Отчетливо помню ее на кушетке — рука закинута за голову и закрывает лицо. Волосы перехвачены красной резинкой, как у школьницы. Другая рука атакует живот — Анна пересказывает свои сновидения, в которых ее бьют. Или она сама бьет, сражается с мужским мечом в руках. Или о том, как бьют ребенка… В моей нежной Анне было много жестокости. Она до сих пор любит читать детективные истории: чем страшнее, чем больше трупов, тем ей интереснее.
Она прикрывала свою жестокость сентиментальностью, писанием «сладеньких» рассказов. Она в этих рассказах всегда выступала в роли мужчины.
Как она вспыхнула, когда впервые выдавила из себя, что испытывает позыв к мастурбации.

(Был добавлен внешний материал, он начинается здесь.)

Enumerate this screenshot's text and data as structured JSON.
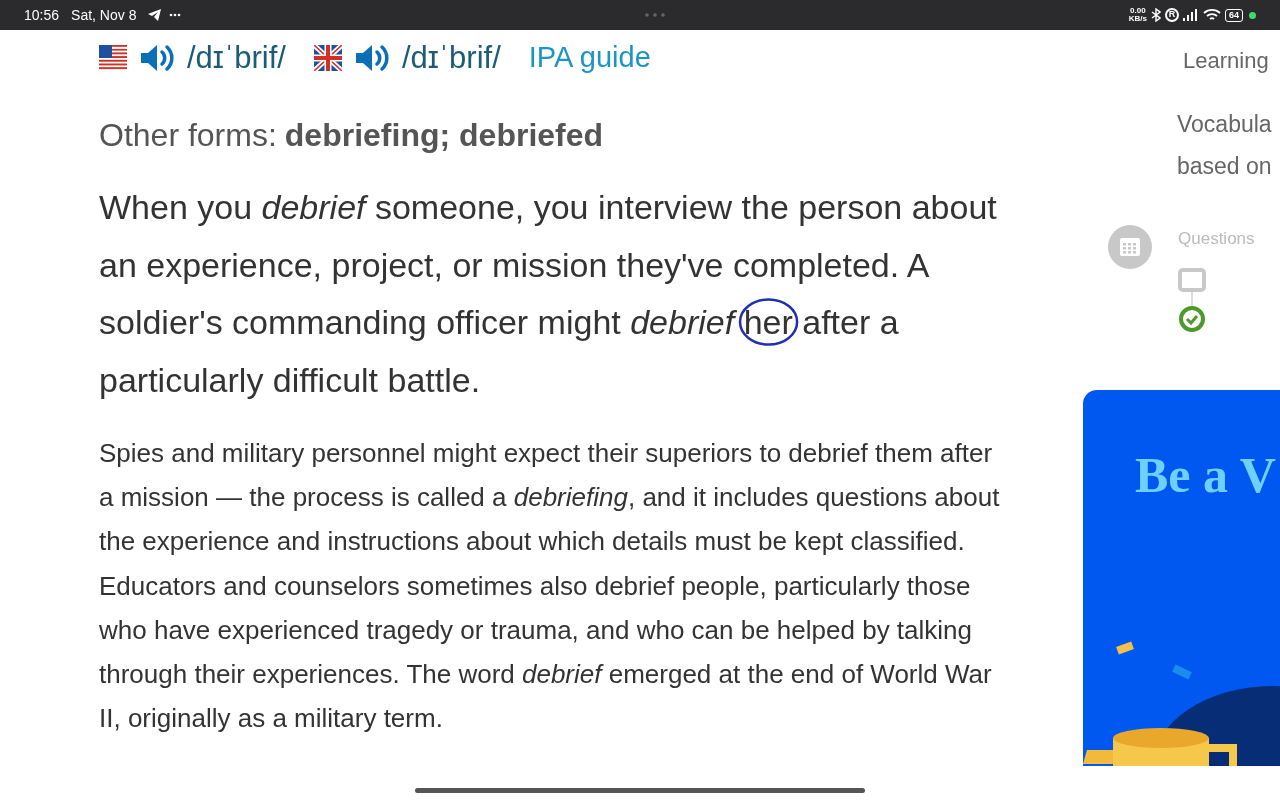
{
  "status_bar": {
    "time": "10:56",
    "date": "Sat, Nov 8",
    "net_speed": "0.00",
    "net_unit": "KB/s",
    "ring_mode": "R",
    "battery": "64",
    "charging_dot": true
  },
  "pronunciation": [
    {
      "kind": "us",
      "ipa": "/dɪˈbrif/"
    },
    {
      "kind": "uk",
      "ipa": "/dɪˈbrif/"
    }
  ],
  "ipa_link": "IPA guide",
  "other_forms": {
    "label": "Other forms:",
    "forms": "debriefing; debriefed"
  },
  "short_definition": {
    "before": "When you *debrief* someone, you interview the person about an experience, project, or mission they've completed. A soldier's commanding officer might *debrief*",
    "circled_word": "her",
    "after": "after a particularly difficult battle."
  },
  "long_definition": "Spies and military personnel might expect their superiors to debrief them after a mission — the process is called a *debriefing*, and it includes questions about the experience and instructions about which details must be kept classified. Educators and counselors sometimes also debrief people, particularly those who have experienced tragedy or trauma, and who can be helped by talking through their experiences. The word *debrief* emerged at the end of World War II, originally as a military term.",
  "sidebar": {
    "heading": "Learning",
    "intro": [
      "Vocabula",
      "based on"
    ],
    "questions_label": "Questions",
    "steps": [
      {
        "done": false
      },
      {
        "done": true
      }
    ],
    "promo": {
      "title": "Be a V"
    }
  }
}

— Я ревную тебя к Софи — ты уходишь к ней, — шепчет она. Видя, что я медлю с ответом, она продолжает: — Меня сильно задело, что ты не разрешил мне приехать на ее свадьбу.
— Я считал, что тебе следует остаться в Мерано; ты перетрудилась, к тому же была больна.
— Знаю, но мне следовало бы приехать. Ты в том своем послании даже советовал мне не писать каждый день. Вроде чтобы я не переутомлялась, но я решила — ты не хочешь, чтобы я тебе мешала.
— Как глупо, Анна!
— Шесть месяцев! Немалый срок. И все же, — добавляет она более мягким голосом, — ты плакал, когда я вернулась домой после того миленького посещения гестапо.
— Да, я плакал.
— После отъезда Софи с Максом ты был так подавлен. У тебя оставалась одна я. Но я для тебя немного значила, если ты был в такой депрессии. Твой «комплекс Софи»! — Она злобно усмехается.
— Дело было не только в Софи. Вспомни, тогда ушли и другие. Юнг, Штекель.
— Да, конечно! Но признайся, больше всего ты был расстроен из-за Софи. Я читала твое эссе о трех ларцах.
{91} «Тщетно старик жаждет женской любви, какую когда-то давала ему мать; теперь лишь третья из Парок — молчаливая Богиня Смерти — примет его в свои объятия». Я была третьей; я думала, что означаю для тебя только смерть.
— И вот ты здесь… Анна-Корделия…
— И вот я здесь.
Я пытаюсь ее разубедить:
— Я безумно скучал по тебе всякий раз, когда ты уезжала. Например, когда гостила у Джонса и его любовницы в Англии. Когда разразилась война, я был в ужасе от мысли, что тебя могут интернировать.